In the middle of the book, there is an earthquake and on the radio, a mullah tearfully tells his followers to stop listening to music, watching movies, and dancing, or else God will send another earthquake to punish them, the radio speaker is Maulana Fazlullah, a TNSM leader with no religious background. On the radio, Fazlullah begins naming individuals and calling them sinful. This is the beginning of a long bloody road because The Taliban start killing police officers, women, men, and children who oppose them. Pakistani authorities do nothing to oppose the Taliban's takeover in the Swat Valley because they are preoccupied with the Taliban's presence in the capital, Islamabad, her father receives a call from a friend who works for BBC radio in Peshawar, Pakistan. The friend wants a young girl to write a diary of life under the Taliban. Malala asks her father if she can do it, and he agrees. Malala wants to use the opportunity to argue for her rights and the rights of all children to sing, play, and learn. She creates the diary by answering a journalist's questions, who writes them up for the BBC website. Malala uses the name Gul Makai to protect her identity.

Nearing the end of I am Malala and the Taliban discover who she is. After taking her Pakistan Studies exam, Malala gets on the school bus to go home. She feels the exam has gone well. She sits next to her best friend near the back of the bus and notices some of the wanted posters for terrorists along the road. Suddenly, the bus stops, and two men get on. They ask, "Who is Malala?" and then shoot Malala in the head and two other girls. Malala says the last thing she remembers is the sound of bullets. They were not like a "crack, crack, crack," but sounded like chickens being beheaded.

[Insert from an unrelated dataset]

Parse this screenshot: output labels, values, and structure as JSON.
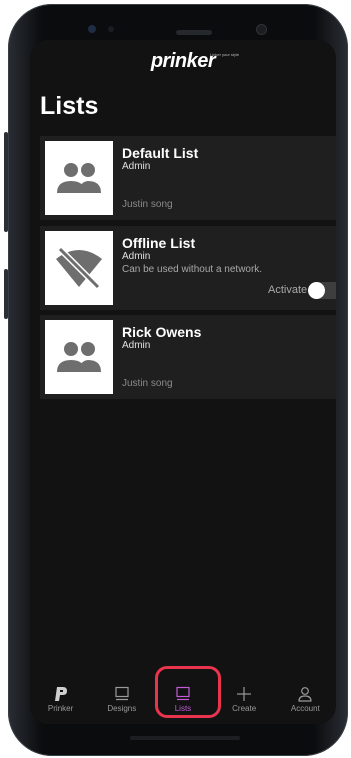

In the end, Malala wakes up on October 16, a week after the attack. She is thousands of miles away from home. Her first thought is to thank God she isn't dead, but she has no idea where she is or why the people around her are speaking English. Malala tries to make sense of her new surroundings but has a hard time communicating. Her left ear keeps bleeding, and her left arm feels strange. She spends several days drifting in and out of consciousness. Eventually, Malala is allowed to call her parents, who are still unable to join her. Her father grows frustrated at the army's inability to capture the perpetrators. Malala discovers that many people around the world have written letters and prayed for her. She realizes that the Taliban had made her campaign global. Malala's home is covered with awards from around the world. She mentions she has been nominated for the Nobel Peace Prize. She says, however, that she doesn't want to be thought of as the girl the Taliban shot, she wants to be the girl who fought for education. She says this is the cause she will use her life to fight for.